Aux termes de l’article L. 2211-1 du code général de la propriété des personnes publiques, les « biens immobiliers à usage de bureaux, à l’exclusion de ceux formant un ensemble indivisible avec des biens immobiliers appartenant au domaine public », sont présumés appartenir au domaine privé des collectivités publiques qui en sont propriétaires.
Simple et claire de prime abord, cette présomption est souvent d’application délicate, en particulier s’agissant d’immeubles dont les usages ont pu évoluer ou qui sont situés dans un immeuble dont le régime juridique est incompatible avec celui de la domanialité publique, cette dernière hypothèse tendant à se faire plus fréquente avec la participation croissante de collectivités publiques à des opérations immobilières ou d’aménagement complexes (de type « ville durable »).
La décision du Conseil d’État n° 430192 du 23 janvier 2020 illustre les difficultés de mise en œuvre ce texte et fournit quelques éclaircissements utiles.
Saisi d’une affaire relative à la vente, par une commune, d’un immeuble ayant successivement accueilli les services municipaux puis des associations, le Conseil d’État, sans surprise, écarte toute idée d’affectation à l’usage direct du public.
L’accueil du public ne caractérise à lui seul pas l’existence d’un aménagement indispensable
En premier ressort, le Tribunal administratif de Melun avait retenu la domanialité publique des locaux en cause au motif « qu’ils étaient occupés par des services municipaux et qu’ils avaient fait l’objet d’un aménagement indispensable à l’exécution, par ces services, de leurs missions de service public du fait de l’installation d’un point d’accueil et d’orientation ».
Pour le Conseil d’État, au contraire, « ce point d’accueil et d’orientation avait pour seul objet l’accueil téléphonique ainsi que l’information et l’orientation des personnes reçues dans les bureaux.

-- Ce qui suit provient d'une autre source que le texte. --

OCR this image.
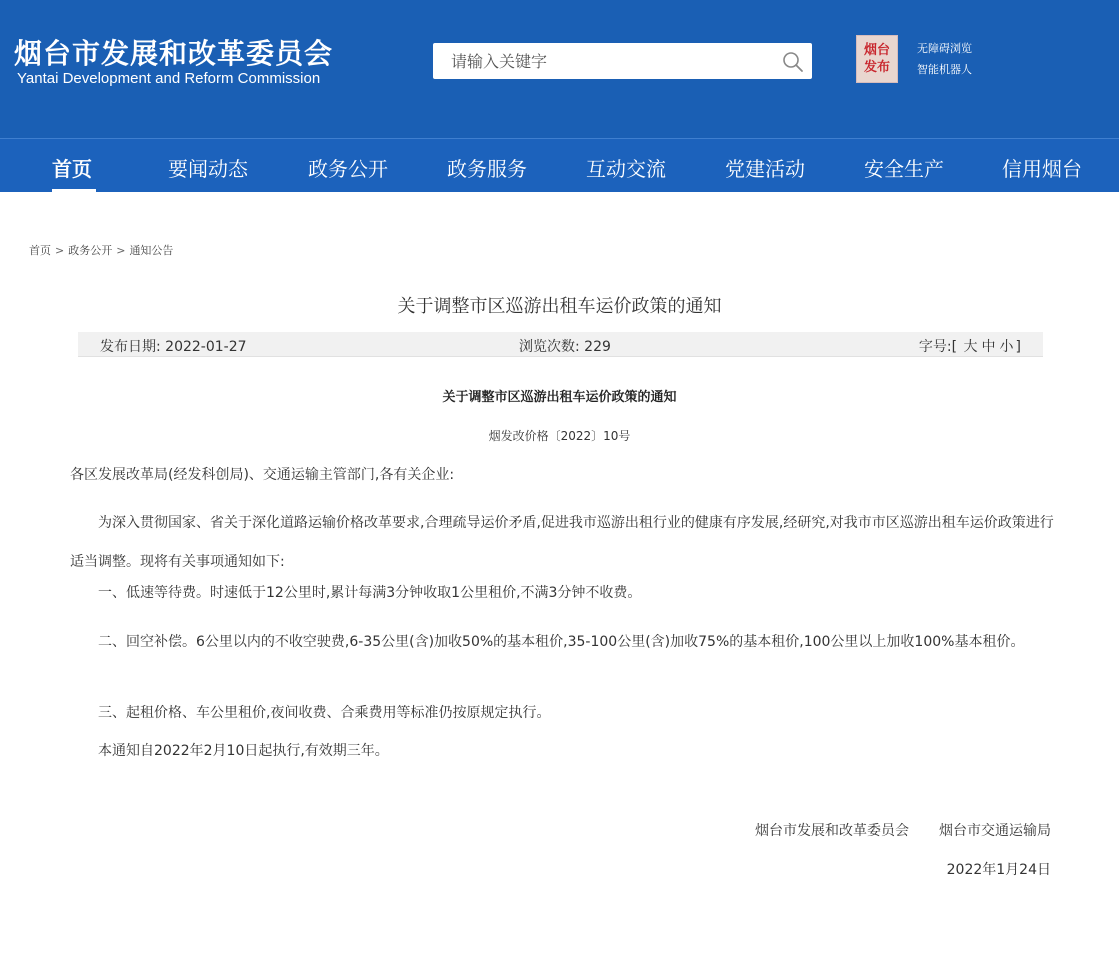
烟台市发展和改革委员会
Yantai Development and Reform Commission
请输入关键字
烟台
发布
无障碍浏览
智能机器人
首页	要闻动态	政务公开	政务服务	互动交流	党建活动	安全生产	信用烟台
首页 > 政务公开 > 通知公告
关于调整市区巡游出租车运价政策的通知
发布日期: 2022-01-27	浏览次数: 229	字号:[ 大 中 小 ]
关于调整市区巡游出租车运价政策的通知
烟发改价格〔2022〕10号

各区发展改革局(经发科创局)、交通运输主管部门,各有关企业:

为深入贯彻国家、省关于深化道路运输价格改革要求,合理疏导运价矛盾,促进我市巡游出租行业的健康有序发展,经研究,对我市市区巡游出租车运价政策进行适当调整。现将有关事项通知如下:

一、低速等待费。时速低于12公里时,累计每满3分钟收取1公里租价,不满3分钟不收费。

二、回空补偿。6公里以内的不收空驶费,6-35公里(含)加收50%的基本租价,35-100公里(含)加收75%的基本租价,100公里以上加收100%基本租价。

三、起租价格、车公里租价,夜间收费、合乘费用等标准仍按原规定执行。

本通知自2022年2月10日起执行,有效期三年。

烟台市发展和改革委员会 烟台市交通运输局
2022年1月24日
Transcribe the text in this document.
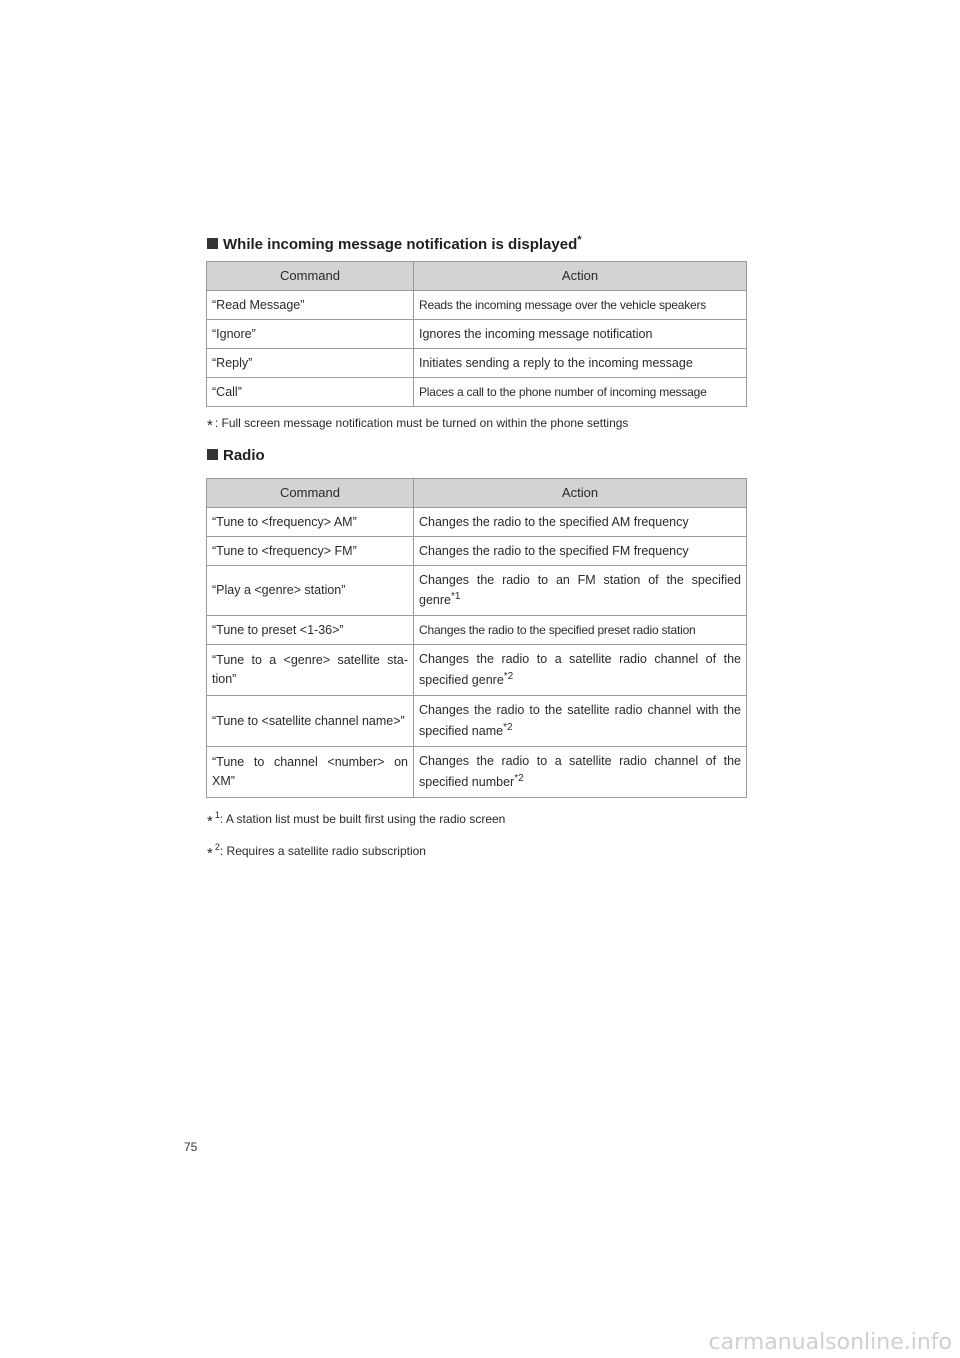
While incoming message notification is displayed*
Command	Action
“Read Message”	Reads the incoming message over the vehicle speakers
“Ignore”	Ignores the incoming message notification
“Reply”	Initiates sending a reply to the incoming message
“Call”	Places a call to the phone number of incoming message
* : Full screen message notification must be turned on within the phone settings
Radio
Command	Action
“Tune to <frequency> AM”	Changes the radio to the specified AM frequency
“Tune to <frequency> FM”	Changes the radio to the specified FM frequency
“Play a <genre> station”	Changes the radio to an FM station of the specified genre$^{*1}$
“Tune to preset <1-36>”	Changes the radio to the specified preset radio station
“Tune to a <genre> satellite sta-tion”	Changes the radio to a satellite radio channel of the specified genre$^{*2}$
“Tune to <satellite channel name>”	Changes the radio to the satellite radio channel with the specified name$^{*2}$
“Tune to channel <number> on XM”	Changes the radio to a satellite radio channel of the specified number$^{*2}$
* $^1$: A station list must be built first using the radio screen
* $^2$: Requires a satellite radio subscription
75
carmanualsonline.info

En le regardant comme un aménagement indispensable à l’exécution des missions des services municipaux de la culture, du sport et de la petite enfance installés dans les lots en cause, de nature à retirer à ceux-ci leur caractère de biens immobiliers à usage de bureaux exclus du régime de la domanialité publique par les dispositions précitées de l’article L. 2211-1 du Code général de la propriété des personnes publiques, le tribunal administratif a inexactement qualifié les faits qui lui étaient soumis ».
En d’autres termes, des bureaux administratifs relèvent du domaine privé, alors même qu’ils sont destinés à recevoir du public.
Domanialité et association syndicale libre: l’incompatibilité
Plus intéressant encore, le Conseil d’État précise le régime des immeubles acquis par une personne publique dans un immeuble inclus dans le périmètre d’une association foncière urbaine libre.
Motif pris qu’en application de l’article L. 322-9 du code de l’urbanisme, « les créances de toutes natures exigibles d’une association foncière urbaine à l’encontre d’un associé, qu’il s’agisse de provisions ou de paiements définitifs, sont garanties par une hypothèque légale sur les immeubles de l’associé compris dans le périmètre de l’association », le Conseil d’État juge :
« le régime des associations foncières urbaines libres est incompatible avec celui de la domanialité publique, notamment avec le principe d’inaliénabilité. Par suite, des locaux acquis par une personne publique dans un immeuble inclus dans le périmètre d’une association foncière urbaine libre, fût-ce pour les besoins d’un service public, ne peuvent constituer des dépendances de son domaine public ».
Cette solution, fermement établie de longue date en ce qui concerne les immeubles des personnes publiques soumis au régime de la copropriété, doit à l’évidence être étendue aux associations syndicales libres (ASL).